Tchaikovsky's Swan Lake ballet is an enthralling fantasy story, brought to life with glittering colors and mesmerizing dancing.
Tchaikovsky's first ballet, it transformed the genre. Now Swan Lake is seen as the height of classical ballet. With good reason!
In 1875, Tchaikovsky's friend and head honcho of a theater in Moscow Vladimir Begichev asked the composer to write music for a ballet inspired by a German fairy tale, and various other legends.
Tchaikovsky agreed, partly for the money, but also because he wanted to try his hand at writing a ballet.
The composer took almost a year to finish Swan Lake. He got quite bored with having to orchestrate the whole thing towards the end!
The premiere was in March 1877, but bombed completely. The stage sets were tacky, the choreography (by an unpopular Austrian) boring, and the music a bit too complex. Dancers complained that it was hard to dance to. What next!
It wasn't all doom and gloom though. The ballet was mildly popular while Tchaikovsky was still alive, and even had some new productions made of it.
But it didn't really take off until after Tchaikvosky passed away, when famous choreographers Petipa and Ivanov launched a revamp. This version shot the ballet to mega-popularity, and is the standard even today.
These legend goes back centuries, and are from loads of different countries. Tchaikovsky had a fair amount of influence over the final story of the ballet, and altered some aspects to fit his music.

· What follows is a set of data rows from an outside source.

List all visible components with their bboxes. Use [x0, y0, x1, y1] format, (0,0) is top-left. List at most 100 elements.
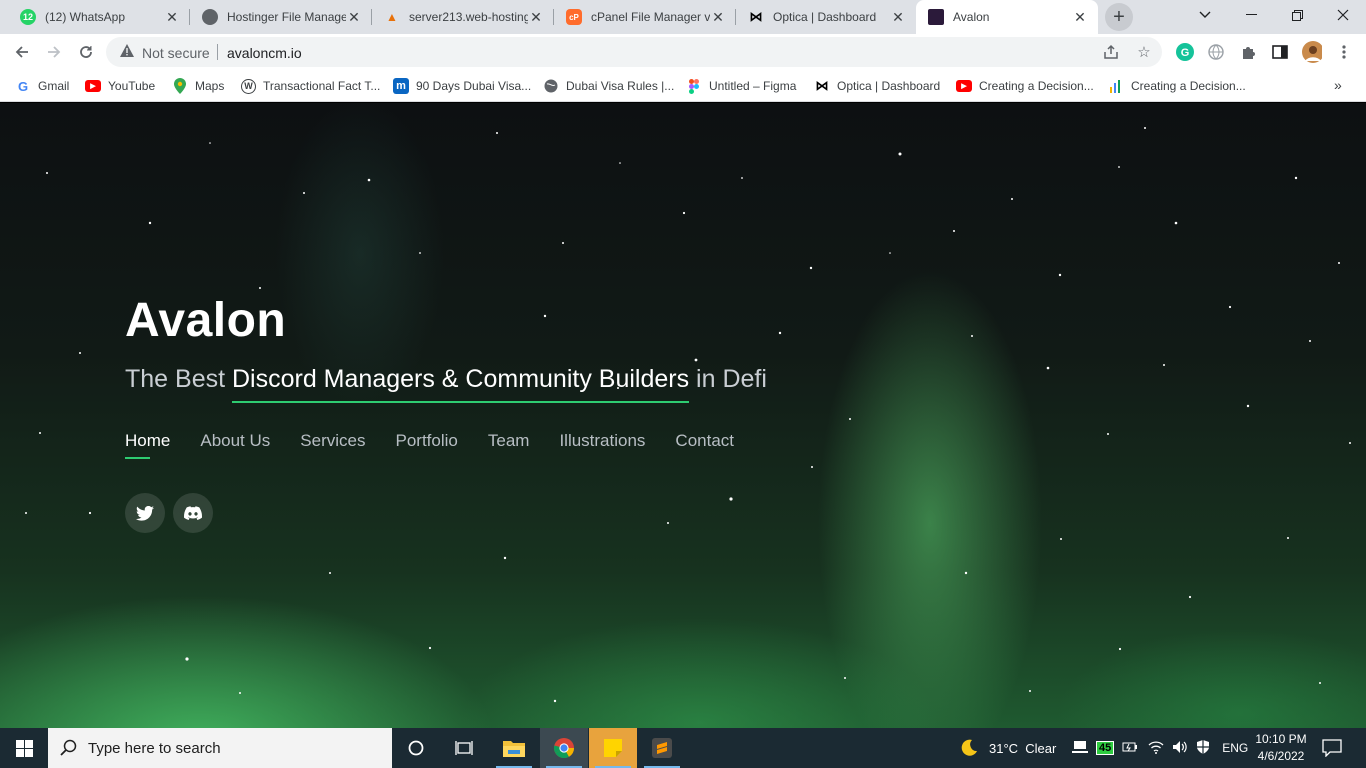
tray-badge[interactable]: 45 — [1096, 741, 1115, 755]
bookmark-maps[interactable]: Maps — [172, 77, 224, 95]
security-shield-icon[interactable] — [1196, 739, 1210, 758]
nav-home[interactable]: Home — [125, 431, 170, 459]
bookmark-label: Creating a Decision... — [1131, 79, 1246, 93]
minimize-button[interactable] — [1228, 0, 1274, 30]
discord-button[interactable] — [173, 493, 213, 533]
sticky-notes-button[interactable] — [589, 728, 637, 768]
chrome-button[interactable] — [540, 728, 588, 768]
file-explorer-button[interactable] — [490, 728, 538, 768]
close-icon[interactable]: ✕ — [528, 9, 544, 26]
nav-about-us[interactable]: About Us — [200, 431, 270, 451]
site-nav: Home About Us Services Portfolio Team Il… — [125, 431, 764, 459]
close-icon[interactable]: ✕ — [346, 9, 362, 26]
bookmark-dubai-visa[interactable]: Dubai Visa Rules |... — [543, 77, 674, 95]
profile-avatar[interactable] — [1302, 41, 1322, 63]
extensions-puzzle-icon[interactable] — [1238, 42, 1258, 62]
m-logo-icon: m — [393, 78, 409, 94]
clock[interactable]: 10:10 PM 4/6/2022 — [1250, 731, 1312, 765]
nav-services[interactable]: Services — [300, 431, 365, 451]
taskbar-search[interactable]: Type here to search — [48, 728, 392, 768]
tab-whatsapp[interactable]: 12 (12) WhatsApp ✕ — [8, 0, 190, 34]
nav-team[interactable]: Team — [488, 431, 530, 451]
address-bar[interactable]: Not secure avaloncm.io ☆ — [106, 37, 1162, 67]
forward-button[interactable] — [40, 38, 68, 66]
hero-section: Avalon The Best Discord Managers & Commu… — [0, 103, 1366, 728]
weather-text: 31°C Clear — [989, 740, 1057, 756]
network-drive-icon[interactable] — [1072, 740, 1088, 757]
figma-icon — [686, 78, 702, 94]
tab-title: (12) WhatsApp — [45, 10, 126, 24]
tab-server213[interactable]: ▲ server213.web-hosting ✕ — [372, 0, 554, 34]
security-label[interactable]: Not secure — [142, 45, 210, 61]
bookmark-figma[interactable]: Untitled – Figma — [686, 77, 796, 95]
language-indicator[interactable]: ENG — [1222, 741, 1248, 755]
restore-button[interactable] — [1274, 0, 1320, 30]
bookmark-gmail[interactable]: G Gmail — [15, 77, 69, 95]
bookmark-label: Optica | Dashboard — [837, 79, 941, 93]
chart-icon — [1108, 78, 1124, 94]
side-panel-icon[interactable] — [1270, 42, 1290, 62]
menu-kebab-icon[interactable] — [1334, 42, 1354, 62]
warning-icon[interactable] — [119, 43, 135, 64]
wifi-icon[interactable] — [1148, 740, 1164, 757]
tab-title: Optica | Dashboard — [773, 10, 877, 24]
tab-optica[interactable]: ⋈ Optica | Dashboard ✕ — [736, 0, 916, 34]
tab-cpanel[interactable]: cP cPanel File Manager v ✕ — [554, 0, 736, 34]
nav-contact[interactable]: Contact — [675, 431, 734, 451]
close-icon[interactable]: ✕ — [1072, 9, 1088, 26]
cpanel-icon: cP — [566, 9, 582, 25]
bowtie-icon: ⋈ — [815, 78, 829, 93]
bookmark-optica[interactable]: ⋈ Optica | Dashboard — [814, 77, 941, 95]
discord-icon — [184, 506, 202, 520]
clock-time: 10:10 PM — [1255, 732, 1307, 746]
notifications-button[interactable] — [1322, 728, 1342, 768]
close-icon[interactable]: ✕ — [164, 9, 180, 26]
hero-subtitle-highlight: Discord Managers & Community Builders — [232, 365, 690, 403]
url-text[interactable]: avaloncm.io — [227, 45, 302, 61]
grammarly-icon[interactable]: G — [1175, 42, 1195, 62]
bookmark-label: Dubai Visa Rules |... — [566, 79, 675, 93]
tab-title: Hostinger File Manager — [227, 10, 346, 24]
bookmark-label: Maps — [195, 79, 225, 93]
globe-extension-icon[interactable] — [1206, 42, 1226, 62]
sublime-text-button[interactable] — [638, 728, 686, 768]
weather-widget[interactable]: 31°C Clear — [959, 728, 1056, 768]
tab-search-chevron-icon[interactable] — [1182, 0, 1228, 30]
battery-icon[interactable] — [1122, 741, 1138, 756]
share-icon[interactable] — [1101, 42, 1121, 62]
windows-taskbar: Type here to search 31°C Clear 45 ENG 10… — [0, 728, 1366, 768]
nav-portfolio[interactable]: Portfolio — [395, 431, 457, 451]
bookmark-label: 90 Days Dubai Visa... — [416, 79, 532, 93]
close-icon[interactable]: ✕ — [890, 9, 906, 26]
bookmark-creating-decision-1[interactable]: ▶ Creating a Decision... — [956, 77, 1094, 95]
bookmark-90-days[interactable]: m 90 Days Dubai Visa... — [393, 77, 531, 95]
divider — [217, 44, 218, 60]
search-placeholder: Type here to search — [88, 739, 221, 757]
bookmark-label: Transactional Fact T... — [263, 79, 381, 93]
cortana-button[interactable] — [392, 728, 440, 768]
bookmark-creating-decision-2[interactable]: Creating a Decision... — [1108, 77, 1246, 95]
google-g-icon: G — [17, 78, 29, 94]
task-view-button[interactable] — [440, 728, 488, 768]
youtube-icon: ▶ — [85, 80, 101, 92]
bookmark-youtube[interactable]: ▶ YouTube — [85, 77, 155, 95]
reload-button[interactable] — [72, 38, 100, 66]
start-button[interactable] — [0, 728, 48, 768]
whatsapp-icon: 12 — [20, 9, 36, 25]
close-icon[interactable]: ✕ — [710, 9, 726, 26]
back-button[interactable] — [8, 38, 36, 66]
chrome-icon — [553, 738, 575, 759]
new-tab-button[interactable]: + — [1105, 3, 1133, 31]
tab-title: cPanel File Manager v — [591, 10, 710, 24]
tab-avalon[interactable]: Avalon ✕ — [916, 0, 1098, 34]
twitter-button[interactable] — [125, 493, 165, 533]
nav-illustrations[interactable]: Illustrations — [559, 431, 645, 451]
bookmark-transactional[interactable]: W Transactional Fact T... — [241, 77, 380, 95]
bookmark-star-icon[interactable]: ☆ — [1134, 42, 1154, 62]
volume-icon[interactable] — [1172, 740, 1188, 757]
hero-subtitle: The Best Discord Managers & Community Bu… — [125, 365, 767, 403]
browser-toolbar: Not secure avaloncm.io ☆ G — [0, 34, 1366, 70]
close-window-button[interactable] — [1320, 0, 1366, 30]
tab-hostinger[interactable]: Hostinger File Manager ✕ — [190, 0, 372, 34]
more-bookmarks-icon[interactable]: » — [1334, 77, 1342, 93]
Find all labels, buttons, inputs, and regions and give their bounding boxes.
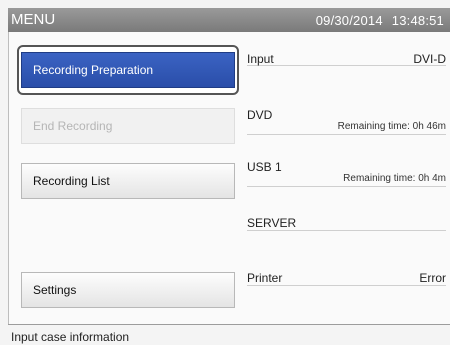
server-info: SERVER bbox=[247, 216, 446, 231]
printer-label: Printer bbox=[247, 271, 283, 285]
dvd-label: DVD bbox=[247, 108, 273, 122]
settings-button[interactable]: Settings bbox=[21, 272, 235, 308]
time-text: 13:48:51 bbox=[391, 13, 444, 28]
server-label: SERVER bbox=[247, 216, 297, 230]
usb1-info: USB 1 Remaining time: 0h 4m bbox=[247, 160, 446, 187]
status-bar: Input case information bbox=[8, 324, 450, 345]
recording-preparation-button[interactable]: Recording Preparation bbox=[21, 52, 235, 88]
printer-info: Printer Error bbox=[247, 271, 446, 286]
window-title: MENU bbox=[11, 11, 56, 28]
dvd-remaining-time: Remaining time: 0h 46m bbox=[337, 121, 446, 132]
datetime-display: 09/30/2014 13:48:51 bbox=[316, 13, 444, 28]
usb1-remaining-time: Remaining time: 0h 4m bbox=[343, 173, 446, 184]
recording-list-button[interactable]: Recording List bbox=[21, 163, 235, 199]
input-value: DVI-D bbox=[413, 52, 446, 66]
end-recording-button: End Recording bbox=[21, 108, 235, 144]
input-info: Input DVI-D bbox=[247, 52, 446, 66]
status-message: Input case information bbox=[11, 330, 130, 344]
printer-status: Error bbox=[419, 271, 446, 285]
title-bar: MENU 09/30/2014 13:48:51 bbox=[8, 8, 450, 32]
usb1-label: USB 1 bbox=[247, 160, 282, 174]
input-label: Input bbox=[247, 52, 274, 66]
date-text: 09/30/2014 bbox=[315, 13, 383, 28]
dvd-info: DVD Remaining time: 0h 46m bbox=[247, 108, 446, 135]
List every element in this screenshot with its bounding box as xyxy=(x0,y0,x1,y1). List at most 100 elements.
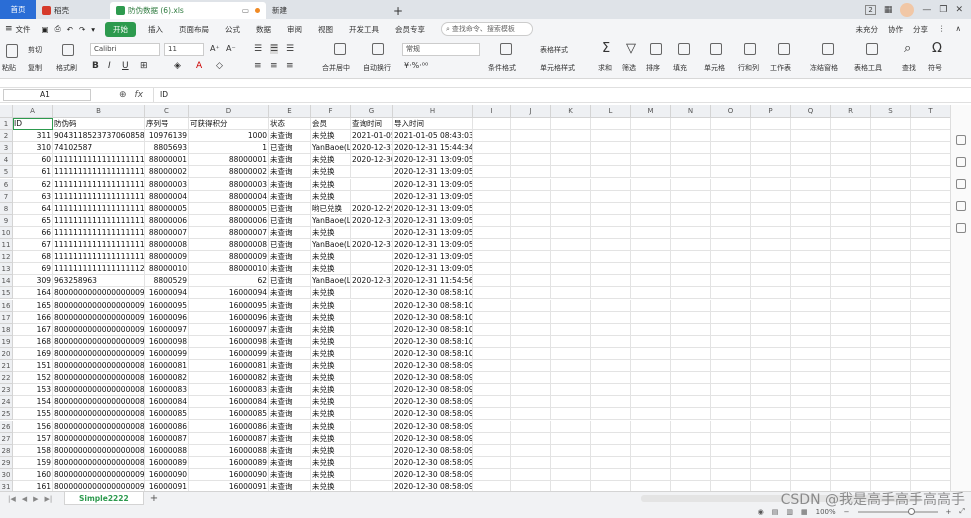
table-cell[interactable] xyxy=(711,287,751,300)
table-cell[interactable] xyxy=(591,335,631,348)
filter-button[interactable]: 筛选 xyxy=(622,63,636,73)
table-cell[interactable] xyxy=(591,323,631,336)
table-cell[interactable]: 167 xyxy=(13,323,53,336)
table-cell[interactable] xyxy=(751,287,791,300)
table-cell[interactable] xyxy=(871,456,911,469)
row-header[interactable]: 6 xyxy=(0,178,13,191)
table-cell[interactable] xyxy=(631,444,671,457)
table-cell[interactable] xyxy=(631,432,671,445)
table-cell[interactable]: 未查询 xyxy=(269,432,311,445)
table-cell[interactable]: 80000000000000000081 xyxy=(53,360,145,373)
table-cell[interactable] xyxy=(473,420,511,433)
table-cell[interactable]: 2020-12-30 08:58:09 xyxy=(393,444,473,457)
table-cell[interactable] xyxy=(751,299,791,312)
table-cell[interactable]: 2020-12-29 xyxy=(351,202,393,215)
zoom-slider[interactable] xyxy=(857,507,938,515)
column-header[interactable]: T xyxy=(911,105,950,118)
table-cell[interactable] xyxy=(631,214,671,227)
table-cell[interactable]: 未查询 xyxy=(269,130,311,143)
table-cell[interactable] xyxy=(473,444,511,457)
table-cell[interactable]: 2020-12-31 13:09:05 xyxy=(393,166,473,179)
table-cell[interactable] xyxy=(591,166,631,179)
table-cell[interactable]: 2020-12-31 xyxy=(351,214,393,227)
table-cell[interactable] xyxy=(911,457,950,469)
freeze-button[interactable]: 冻结窗格 xyxy=(810,63,838,73)
table-cell[interactable] xyxy=(871,360,911,373)
table-cell[interactable]: 16000094 xyxy=(145,287,189,300)
table-cell[interactable]: 16000087 xyxy=(189,432,269,445)
table-cell[interactable]: 88000003 xyxy=(145,178,189,191)
table-cell[interactable]: 防伪码 xyxy=(53,118,145,131)
italic-button[interactable]: I xyxy=(108,61,111,71)
table-cell[interactable] xyxy=(551,481,591,491)
column-header[interactable]: H xyxy=(393,105,473,118)
table-cell[interactable] xyxy=(751,372,791,385)
table-cell[interactable] xyxy=(671,166,711,179)
table-cell[interactable] xyxy=(751,323,791,336)
table-cell[interactable] xyxy=(631,118,671,131)
table-cell[interactable]: 158 xyxy=(13,444,53,457)
table-cell[interactable]: 16000085 xyxy=(189,408,269,421)
table-cell[interactable] xyxy=(551,335,591,348)
number-format-select[interactable]: 常规 xyxy=(402,43,480,56)
table-cell[interactable]: 80000000000000000096 xyxy=(53,311,145,324)
table-cell[interactable] xyxy=(751,166,791,179)
table-cell[interactable]: 8805693 xyxy=(145,142,189,155)
table-cell[interactable]: 2020-12-30 08:58:10 xyxy=(393,299,473,312)
table-cell[interactable]: 已查询 xyxy=(269,142,311,155)
table-cell[interactable] xyxy=(751,214,791,227)
table-cell[interactable] xyxy=(351,444,393,457)
table-cell[interactable]: 未查询 xyxy=(269,335,311,348)
table-cell[interactable] xyxy=(631,456,671,469)
row-header[interactable]: 3 xyxy=(0,142,13,155)
table-cell[interactable] xyxy=(591,214,631,227)
table-cell[interactable] xyxy=(591,226,631,239)
table-cell[interactable] xyxy=(671,408,711,421)
table-cell[interactable]: 未兑换 xyxy=(311,251,351,264)
table-cell[interactable] xyxy=(473,178,511,191)
table-cell[interactable] xyxy=(871,372,911,385)
align-right-icon[interactable]: ≡ xyxy=(286,61,294,71)
table-cell[interactable] xyxy=(551,420,591,433)
row-header[interactable]: 19 xyxy=(0,335,13,348)
table-cell[interactable]: 2020-12-31 xyxy=(351,142,393,155)
copy-button[interactable]: 复制 xyxy=(28,63,42,73)
table-cell[interactable]: 16000096 xyxy=(145,311,189,324)
table-cell[interactable] xyxy=(831,323,871,336)
table-cell[interactable]: 80000000000000000098 xyxy=(53,335,145,348)
table-cell[interactable] xyxy=(473,154,511,167)
table-cell[interactable] xyxy=(671,190,711,203)
table-cell[interactable] xyxy=(511,202,551,215)
table-cell[interactable] xyxy=(831,130,871,143)
table-cell[interactable] xyxy=(351,251,393,264)
table-cell[interactable] xyxy=(831,456,871,469)
table-cell[interactable]: 未查询 xyxy=(269,347,311,360)
currency-format-icon[interactable]: ¥·%·⁰⁰ xyxy=(404,61,428,70)
table-cell[interactable] xyxy=(551,287,591,300)
table-cell[interactable]: 80000000000000000083 xyxy=(53,384,145,397)
table-cell[interactable] xyxy=(751,396,791,409)
page-count-badge[interactable]: 2 xyxy=(865,4,876,15)
table-cell[interactable] xyxy=(751,142,791,155)
row-header[interactable]: 15 xyxy=(0,287,13,300)
grow-font-icon[interactable]: A⁺ xyxy=(210,44,220,53)
table-cell[interactable]: 16000099 xyxy=(189,347,269,360)
table-cell[interactable] xyxy=(351,420,393,433)
table-cell[interactable] xyxy=(591,311,631,324)
table-cell[interactable] xyxy=(791,214,831,227)
table-cell[interactable] xyxy=(871,251,911,264)
table-cell[interactable] xyxy=(711,396,751,409)
side-style-icon[interactable] xyxy=(956,157,966,167)
table-cell[interactable] xyxy=(631,287,671,300)
table-cell[interactable] xyxy=(631,251,671,264)
table-cell[interactable]: 88000001 xyxy=(189,154,269,167)
table-cell[interactable]: 67 xyxy=(13,239,53,252)
table-cell[interactable] xyxy=(551,468,591,481)
table-cell[interactable]: 未兑换 xyxy=(311,360,351,373)
table-cell[interactable]: 2020-12-31 xyxy=(351,239,393,252)
table-cell[interactable] xyxy=(751,178,791,191)
table-cell[interactable] xyxy=(473,239,511,252)
table-cell[interactable] xyxy=(473,347,511,360)
table-cell[interactable] xyxy=(351,287,393,300)
column-header[interactable]: O xyxy=(711,105,751,118)
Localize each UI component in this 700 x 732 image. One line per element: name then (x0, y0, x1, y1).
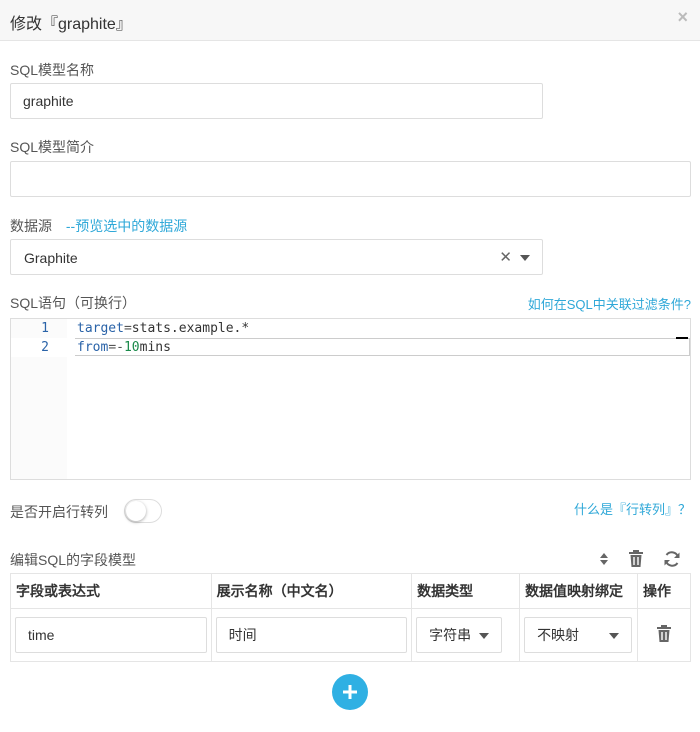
mapping-value: 不映射 (537, 627, 580, 643)
model-name-input[interactable]: graphite (10, 83, 543, 119)
row-to-col-toggle[interactable] (124, 499, 162, 523)
line-number: 1 (41, 321, 49, 336)
line-code: target=stats.example.* (77, 321, 250, 336)
datasource-label-row: 数据源 --预览选中的数据源 (10, 216, 187, 236)
column-header: 字段或表达式 (10, 573, 212, 609)
field-expr-input[interactable]: time (15, 617, 207, 653)
sql-editor[interactable]: 1 target=stats.example.* 2 from=-10mins (10, 318, 691, 480)
field-display-name-input[interactable]: 时间 (215, 617, 408, 653)
sort-icon[interactable] (598, 551, 610, 567)
toggle-knob (126, 501, 146, 521)
table-row: time 时间 字符串 不映射 (10, 608, 691, 662)
dialog-header: 修改『graphite』 × (0, 0, 700, 41)
plus-icon (343, 685, 357, 699)
model-desc-input[interactable] (10, 161, 691, 197)
mapping-select[interactable]: 不映射 (524, 617, 633, 653)
clear-icon[interactable]: ✕ (499, 248, 512, 266)
table-header-row: 字段或表达式 展示名称（中文名） 数据类型 数据值映射绑定 操作 (10, 573, 691, 609)
datasource-select[interactable]: Graphite ✕ (10, 239, 543, 275)
chevron-down-icon[interactable] (520, 255, 530, 261)
trash-icon[interactable] (656, 624, 672, 643)
line-code: from=-10mins (77, 340, 171, 355)
datasource-label: 数据源 (10, 218, 52, 234)
data-type-select[interactable]: 字符串 (416, 617, 503, 653)
column-header: 数据值映射绑定 (519, 573, 639, 609)
column-header: 展示名称（中文名） (210, 573, 413, 609)
trash-icon[interactable] (628, 550, 644, 568)
close-icon[interactable]: × (677, 7, 688, 28)
add-field-button[interactable] (332, 674, 368, 710)
fields-table: 字段或表达式 展示名称（中文名） 数据类型 数据值映射绑定 操作 time 时间… (10, 573, 691, 662)
preview-datasource-link[interactable]: --预览选中的数据源 (66, 218, 187, 234)
row-to-col-help-link[interactable]: 什么是『行转列』？ (574, 499, 691, 518)
sql-help-link[interactable]: 如何在SQL中关联过滤条件? (528, 294, 691, 313)
datasource-selected-value: Graphite (24, 250, 78, 266)
editor-cursor (676, 337, 688, 339)
editor-line[interactable]: 1 target=stats.example.* (11, 319, 690, 338)
dialog-title: 修改『graphite』 (10, 16, 132, 33)
row-to-col-label: 是否开启行转列 (10, 504, 108, 520)
chevron-down-icon (479, 633, 490, 639)
sql-label: SQL语句（可换行） (10, 295, 137, 311)
editor-line-active[interactable]: 2 from=-10mins (11, 338, 690, 357)
column-header: 操作 (637, 573, 691, 609)
refresh-icon[interactable] (663, 550, 681, 568)
model-name-label: SQL模型名称 (10, 62, 95, 78)
fields-label: 编辑SQL的字段模型 (10, 552, 137, 568)
model-desc-label: SQL模型简介 (10, 139, 95, 155)
data-type-value: 字符串 (429, 627, 472, 643)
column-header: 数据类型 (411, 573, 521, 609)
line-number: 2 (41, 340, 49, 355)
chevron-down-icon (609, 633, 620, 639)
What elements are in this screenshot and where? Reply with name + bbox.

The ballet is extremely difficult to perform, since it's packed with all sorts of ridiculous and painfully technical dance moves. The lead female role is especially tricky, since the ballerina has to perform two main characters who are exact opposites.
But if you can perform the lead ballerina part in Swan Lake, it's safe to say you've attained ballet super-diva status!
Here's the plot of the Tchaikovsky Swan Lake ballet...
Prince Siegfried is celebrating his coming-of-age party. Everyone dances, then Siegfried runs off hunting with his friends. And his trusty crossbow.
In the forest, the Prince find a serene lake with a beautiful swan on it. The swan transforms into a beautiful woman, Odette. She tells Siegfried that the evil wizard Rotbart cursed her to become a swan.
The only way out? The love of a noble man, of course! But Rotbart turns up and ruins things by snatching Odette.
The next day, it's time for the Prince to choose a bride. Rotbart turns up again with his daughter Odile, whom he's bewitched to look like Odette. Siegfried dances with her, confesses his love to her, then sees the real Odette run away in horror (she was watching all along!).
Siegfried chases the real Odette back to the lake, where she forgives him. Rotbart turns up, summons a storm, and scuffles with Siegfried. Then the Prince and Odette jump into the lake, breaking the curse. They drag the evil sorcerer and his daughter with them into the water, and all four drown. The End.
Still, the music is relatively light compared to his other works, and there are dozens of memorable dance tunes.
He also stitched little bits of music he'd already written into the score, including some bits from a light-hearted mock ballet he wrote to entertain his nieces.
The Tchaikovsky Swan Lake Suite is a highlight reel of popular pieces from the ballet, including the famous Dance of the Swans:
Probably my favorite piece from Swan Lake is the amazing Russian Dance:
There are pretty much always productions of the Tchaikvosky Swan Lake ballet. If you're interested in seeing it, you should check if it's on in your city! It'd be a great experience.
If you don't feel like going to a live performance, not to worry! I'd recommend the DVD of the ballet performed by the Maryinsky Ballet and conducted by Valery Gergiev. The performance is in excellent widescreen quality and features world-class musicians and dancers.
Here's the finale of the Ballet from the DVD:
If you just want a CD set of the ballet, I recommend the lyrical, powerful recording by Wolfgang Sawallisch conducting the Philadelphia Orchestra. The recording is a remaster, and available on EMI Classics.
You might also want to try the nuanced, energetic recording by Viktor Fedotov with the the Maryinsky Orchestra, on the Classical Records label. It's bursting with color!
Whichever you choose, I really hope that you enjoy Tchaikovsky's Swan Lake ballet!!